6. Capture the flag competition and badges
- CTF competition for the participants and digital badges
Difficulty Level:
Intermediate to advanced
Suggested Prerequisites:
Basic understanding of offensive security tradecraft and adversary emulation
What Students Should Bring:
A Windows/Linux laptop with at least 8 GB of RAM, Access to Internet
Trainer(s) Bio:
Abhijith B R, also known by the pseudonym Abx, has more than a decade of experience in the offensive cyber security industry. He is a professional hacker, offensive cyber security specialist, red team consultant, security researcher, trainer and public speaker.
Currently, he is building BreachSimRange.io as a founder, director and involved with multiple organizations as a consulting specialist, to help them build offensive security operations programs, improve their current security posture, assess cyber defense systems, bridge the gap between business leadership and security professionals.
Abhijith was responsible for building and managing offensive security operations and adversary simulation for a prominent FinTech company called Envestnet, Inc. In the past, he held the position of Deputy Manager - Cyber Security at Nissan Motor Corporation, and prior to that, he worked as a Senior Security Analyst at EY.
As the founder of Adversary Village (https://adversaryvillage.org/), Abhijith spearheads a community initiative focused on adversary simulation, adversary-tactics, purple teaming, threat actor/ransomware research-emulation, and offensive cyber security. Adversary Village is part of DEF CON Villages and organizes hacking villages at prominent events such as the DEF CON Hacking Conference, RSA Conference etc.
Abx also acts as the Lead of an official DEF CON Group named DC0471. He is actively involved in leading the Tactical Adversary project (https://tacticaladversary.io/) a personal initiative that centers around offensive cyber security, adversary attack simulation and red teaming tradecraft.
Abhijith has spoken at various hacking and cyber security conferences such as, DEF CON hacker convention - Las Vegas, RSA Conference - San Francisco, The Diana Initiative - Las Vegas, DEF CON 28 safemode - DCG Village, Opensource India, Security BSides Las Vegas, BSides San Francisco, BSides Tampa, Hack Space Con - Kennedy space center Florida, Nullcon - Goa, c0c0n - Kerala, BSides Delhi etc.
Registration Terms and Conditions:
Trainings are refundable before October 2, 2025, minus a non-refundable processing fee of $250.
Trainings are non-refundable after October 2, 2025.
Training tickets may be transferred. Please email us at training@defcon.org for specifics.
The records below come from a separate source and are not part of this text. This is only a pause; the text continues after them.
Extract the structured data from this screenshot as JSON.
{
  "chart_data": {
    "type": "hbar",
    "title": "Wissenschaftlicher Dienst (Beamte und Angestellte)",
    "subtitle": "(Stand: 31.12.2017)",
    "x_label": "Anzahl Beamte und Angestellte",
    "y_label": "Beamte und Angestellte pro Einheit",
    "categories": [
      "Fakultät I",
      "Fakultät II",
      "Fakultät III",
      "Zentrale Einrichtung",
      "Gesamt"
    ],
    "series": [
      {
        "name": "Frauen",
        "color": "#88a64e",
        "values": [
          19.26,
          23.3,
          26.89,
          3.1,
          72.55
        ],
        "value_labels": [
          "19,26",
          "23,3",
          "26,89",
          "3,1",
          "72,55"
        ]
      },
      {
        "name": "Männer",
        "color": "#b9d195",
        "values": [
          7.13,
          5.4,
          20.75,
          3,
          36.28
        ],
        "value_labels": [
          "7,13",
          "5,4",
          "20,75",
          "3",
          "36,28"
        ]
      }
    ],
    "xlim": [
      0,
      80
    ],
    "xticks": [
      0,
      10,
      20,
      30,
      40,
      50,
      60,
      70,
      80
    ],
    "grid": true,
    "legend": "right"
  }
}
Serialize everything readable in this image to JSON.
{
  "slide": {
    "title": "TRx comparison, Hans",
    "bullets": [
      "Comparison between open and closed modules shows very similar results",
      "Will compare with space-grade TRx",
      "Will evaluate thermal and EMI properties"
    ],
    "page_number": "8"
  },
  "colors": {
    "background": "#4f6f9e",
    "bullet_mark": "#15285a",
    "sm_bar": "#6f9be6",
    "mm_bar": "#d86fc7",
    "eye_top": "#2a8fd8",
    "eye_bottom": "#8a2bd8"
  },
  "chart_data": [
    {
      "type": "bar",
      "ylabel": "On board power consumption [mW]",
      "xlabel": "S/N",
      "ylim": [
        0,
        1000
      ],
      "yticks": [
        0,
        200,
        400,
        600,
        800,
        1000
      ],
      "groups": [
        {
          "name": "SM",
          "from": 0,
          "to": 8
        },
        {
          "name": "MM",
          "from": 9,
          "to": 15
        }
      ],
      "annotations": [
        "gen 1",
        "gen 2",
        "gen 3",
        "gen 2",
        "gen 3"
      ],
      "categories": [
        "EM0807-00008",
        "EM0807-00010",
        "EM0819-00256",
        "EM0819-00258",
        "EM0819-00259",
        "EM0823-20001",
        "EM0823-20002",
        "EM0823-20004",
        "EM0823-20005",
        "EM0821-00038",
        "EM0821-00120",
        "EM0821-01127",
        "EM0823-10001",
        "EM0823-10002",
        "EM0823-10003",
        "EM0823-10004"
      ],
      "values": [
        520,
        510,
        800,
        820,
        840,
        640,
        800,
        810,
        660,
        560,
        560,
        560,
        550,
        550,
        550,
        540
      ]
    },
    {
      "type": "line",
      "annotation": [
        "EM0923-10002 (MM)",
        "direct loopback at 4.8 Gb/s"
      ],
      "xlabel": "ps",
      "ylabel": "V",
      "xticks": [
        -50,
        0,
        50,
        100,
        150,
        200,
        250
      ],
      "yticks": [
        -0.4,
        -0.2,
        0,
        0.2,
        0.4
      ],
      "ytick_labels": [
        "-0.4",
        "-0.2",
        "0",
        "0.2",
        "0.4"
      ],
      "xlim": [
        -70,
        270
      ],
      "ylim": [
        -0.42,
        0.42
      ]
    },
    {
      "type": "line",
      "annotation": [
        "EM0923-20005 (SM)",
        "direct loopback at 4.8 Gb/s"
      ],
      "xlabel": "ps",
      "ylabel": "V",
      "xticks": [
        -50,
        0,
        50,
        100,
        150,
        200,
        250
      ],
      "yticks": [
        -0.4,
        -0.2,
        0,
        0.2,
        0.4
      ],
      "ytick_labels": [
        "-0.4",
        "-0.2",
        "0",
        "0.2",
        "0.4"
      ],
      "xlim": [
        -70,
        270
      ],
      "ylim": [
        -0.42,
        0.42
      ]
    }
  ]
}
If a training does not reach the minimum registration requirement, it may be cancelled. In the event the training you choose is cancelled, you will be provided the option of receiving a full refund or transferring to another training (subject to availability).
Failure to attend the training without prior written notification, will be considered a no-show. No refund will be given.
By purchasing this ticket you agree to abide by the DEF CON Training Code of Conduct and the registration terms and conditions listed above.
Several breaks will be included throughout the day. Please note that food is not included.
All courses come with a certificate of completion, contingent upon attendance at all course sessions.